Schweiz: Bischöfe beten für Opfer der Brandkatastrophe in Skiort

2. Jänner 2026 in Schweiz


Neujahrsnacht in Crans-Montana wurde für feiernde Touristen zur Katastrophe


Bern (kath.net/KAP) Nach der verheerenden Brandkatastrophe im Schweizer Skiort Crans-Montana, bei der in der Neujahrsnacht zahlreiche Menschen ums Leben kamen, haben die Bischöfe des Landes ihre tiefste Anteilnahme und Solidarität mit den Opfern und ihren Familien bekundet. "Unsere Gedanken und Gebete gelten allen Betroffenen", erklärten Bischof Beat Grögli und die Mitglieder der Schweizer Bischofskonferenz, und weiter: "Diese Nacht, die ein Fest hätte sein sollen, hat sich für Hunderte von Menschen zu einer Katastrophe entwickelt."

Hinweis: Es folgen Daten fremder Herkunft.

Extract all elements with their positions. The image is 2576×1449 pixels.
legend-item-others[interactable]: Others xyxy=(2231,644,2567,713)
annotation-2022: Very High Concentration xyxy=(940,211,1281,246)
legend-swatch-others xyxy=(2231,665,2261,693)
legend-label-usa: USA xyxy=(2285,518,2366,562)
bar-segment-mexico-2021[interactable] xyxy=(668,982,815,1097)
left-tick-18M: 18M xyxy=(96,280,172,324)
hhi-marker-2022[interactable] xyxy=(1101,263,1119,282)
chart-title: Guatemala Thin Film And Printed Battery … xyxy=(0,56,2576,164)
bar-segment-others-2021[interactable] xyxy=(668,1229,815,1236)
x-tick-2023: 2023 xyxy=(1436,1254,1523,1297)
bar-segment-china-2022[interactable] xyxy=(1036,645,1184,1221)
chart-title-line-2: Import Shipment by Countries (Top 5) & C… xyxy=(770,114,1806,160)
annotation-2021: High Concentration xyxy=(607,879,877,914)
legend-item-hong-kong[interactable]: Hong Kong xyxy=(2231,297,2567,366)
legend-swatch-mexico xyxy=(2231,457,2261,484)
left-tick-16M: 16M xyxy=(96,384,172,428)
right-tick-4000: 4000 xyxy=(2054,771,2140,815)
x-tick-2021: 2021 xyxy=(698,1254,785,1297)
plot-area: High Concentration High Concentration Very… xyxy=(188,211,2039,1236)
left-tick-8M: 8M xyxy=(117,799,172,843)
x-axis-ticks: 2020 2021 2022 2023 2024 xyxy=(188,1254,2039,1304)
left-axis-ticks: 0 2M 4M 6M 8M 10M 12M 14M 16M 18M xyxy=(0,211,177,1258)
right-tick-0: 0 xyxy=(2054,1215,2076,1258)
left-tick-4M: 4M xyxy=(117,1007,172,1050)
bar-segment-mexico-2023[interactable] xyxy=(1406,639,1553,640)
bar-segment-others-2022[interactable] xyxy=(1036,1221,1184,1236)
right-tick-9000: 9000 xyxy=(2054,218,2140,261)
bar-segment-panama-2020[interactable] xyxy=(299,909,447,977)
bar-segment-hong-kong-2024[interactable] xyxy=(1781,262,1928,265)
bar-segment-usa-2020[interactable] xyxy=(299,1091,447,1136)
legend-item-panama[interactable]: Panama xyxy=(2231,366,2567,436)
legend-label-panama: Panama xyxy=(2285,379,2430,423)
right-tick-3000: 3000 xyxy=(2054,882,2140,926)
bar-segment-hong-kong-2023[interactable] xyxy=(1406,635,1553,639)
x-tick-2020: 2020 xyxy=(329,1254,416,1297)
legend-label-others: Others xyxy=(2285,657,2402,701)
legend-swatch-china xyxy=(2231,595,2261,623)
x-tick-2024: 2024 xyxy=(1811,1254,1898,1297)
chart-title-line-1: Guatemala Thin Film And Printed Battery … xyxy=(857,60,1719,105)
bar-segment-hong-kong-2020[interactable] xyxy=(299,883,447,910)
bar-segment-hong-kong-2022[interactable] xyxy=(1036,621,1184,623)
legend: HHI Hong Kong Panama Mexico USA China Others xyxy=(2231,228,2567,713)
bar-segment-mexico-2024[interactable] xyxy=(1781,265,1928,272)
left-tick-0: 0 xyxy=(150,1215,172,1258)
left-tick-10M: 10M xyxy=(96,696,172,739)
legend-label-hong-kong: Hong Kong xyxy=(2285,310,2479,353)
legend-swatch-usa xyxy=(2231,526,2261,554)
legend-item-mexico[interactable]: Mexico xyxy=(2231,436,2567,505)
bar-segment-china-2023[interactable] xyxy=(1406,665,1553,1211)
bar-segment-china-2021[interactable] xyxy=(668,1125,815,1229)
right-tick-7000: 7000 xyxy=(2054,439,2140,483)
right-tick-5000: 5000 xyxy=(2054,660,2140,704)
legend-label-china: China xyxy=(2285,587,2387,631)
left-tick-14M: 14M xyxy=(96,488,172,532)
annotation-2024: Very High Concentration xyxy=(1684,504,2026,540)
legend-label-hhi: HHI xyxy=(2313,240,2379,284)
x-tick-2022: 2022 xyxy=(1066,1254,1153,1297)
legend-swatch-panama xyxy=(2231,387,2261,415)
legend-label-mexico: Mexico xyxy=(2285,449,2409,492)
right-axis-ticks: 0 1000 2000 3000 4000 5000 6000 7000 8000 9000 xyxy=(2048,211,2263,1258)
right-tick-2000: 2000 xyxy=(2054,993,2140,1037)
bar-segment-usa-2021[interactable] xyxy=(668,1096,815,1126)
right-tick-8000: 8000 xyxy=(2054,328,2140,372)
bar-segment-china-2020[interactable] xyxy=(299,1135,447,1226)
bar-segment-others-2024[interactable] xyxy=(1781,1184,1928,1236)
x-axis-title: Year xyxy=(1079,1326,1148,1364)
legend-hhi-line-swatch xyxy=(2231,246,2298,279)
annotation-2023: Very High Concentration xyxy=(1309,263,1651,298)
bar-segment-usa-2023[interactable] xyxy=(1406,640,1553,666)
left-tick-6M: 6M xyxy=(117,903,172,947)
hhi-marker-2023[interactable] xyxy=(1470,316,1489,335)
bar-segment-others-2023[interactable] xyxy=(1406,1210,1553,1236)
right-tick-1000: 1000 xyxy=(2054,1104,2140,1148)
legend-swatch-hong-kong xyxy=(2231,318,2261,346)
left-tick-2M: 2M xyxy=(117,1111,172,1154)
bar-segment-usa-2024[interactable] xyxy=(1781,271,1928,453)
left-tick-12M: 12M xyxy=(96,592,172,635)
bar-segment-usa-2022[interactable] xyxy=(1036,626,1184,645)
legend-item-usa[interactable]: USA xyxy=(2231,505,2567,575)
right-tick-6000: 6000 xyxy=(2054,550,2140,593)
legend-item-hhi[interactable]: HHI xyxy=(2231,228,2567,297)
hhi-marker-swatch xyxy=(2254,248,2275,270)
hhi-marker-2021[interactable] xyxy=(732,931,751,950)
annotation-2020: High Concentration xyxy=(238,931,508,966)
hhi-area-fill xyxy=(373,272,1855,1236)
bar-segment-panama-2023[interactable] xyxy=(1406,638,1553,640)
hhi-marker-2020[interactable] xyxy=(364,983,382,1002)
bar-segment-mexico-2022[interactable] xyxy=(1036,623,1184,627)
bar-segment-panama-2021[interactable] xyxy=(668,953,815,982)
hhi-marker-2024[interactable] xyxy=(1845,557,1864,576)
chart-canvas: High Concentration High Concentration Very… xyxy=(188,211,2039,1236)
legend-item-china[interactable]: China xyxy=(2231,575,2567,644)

Der Brand brach in den frühen Morgenstunden in einer Kellerbar des Ferienortes während einer Silvesterfeier aus, wobei sich viele Gäste in dem Lokal aufhielten. Wie die zuständigen Behörden mitteilten, sind "Dutzende" Menschen bei dem Feuer ums Leben gekommen, das italienische Außenministerium geht von rund 40 Todesopfern aus. Etwa 100 weitere wurden mit schweren Verbrennungen in umliegende Krankenhäuser gebracht. Die genaue Zahl der Opfer konnte noch nicht bestätigt werden. Unter den Toten sollen sich auch mehrere ausländische Touristen befinden, Österreicher befanden sich laut jüngsten Informationen nicht darunter.

Die Schweizer Bischöfe dankten in ihrer Erklärung allen Einsatzkräften, die sich vor Ort und in den Krankenhäusern um die Opfer kümmerten, darunter Pflegepersonal, Polizei sowie zivile Behörden und die Justiz. Am Marienfeiertag zu Neujahr, der in der katholischen Kirche für den Frieden weltweit gewidmet ist, baten sie darum, dass die betroffenen Familien von der Gemeinschaft unterstützt und mit Solidarität begleitet werden.

Der Schweizer Bundespräsident Guy Parmelin drückte ebenfalls sein tiefes Bedauern aus und bezeichnete das Unglück als einen "Moment der Trauer, der die ganze Schweiz und das Ausland betrifft". Seine für den 1. Jänner geplante Neujahrsansprache wurde aus Respekt vor den Betroffenen verschoben.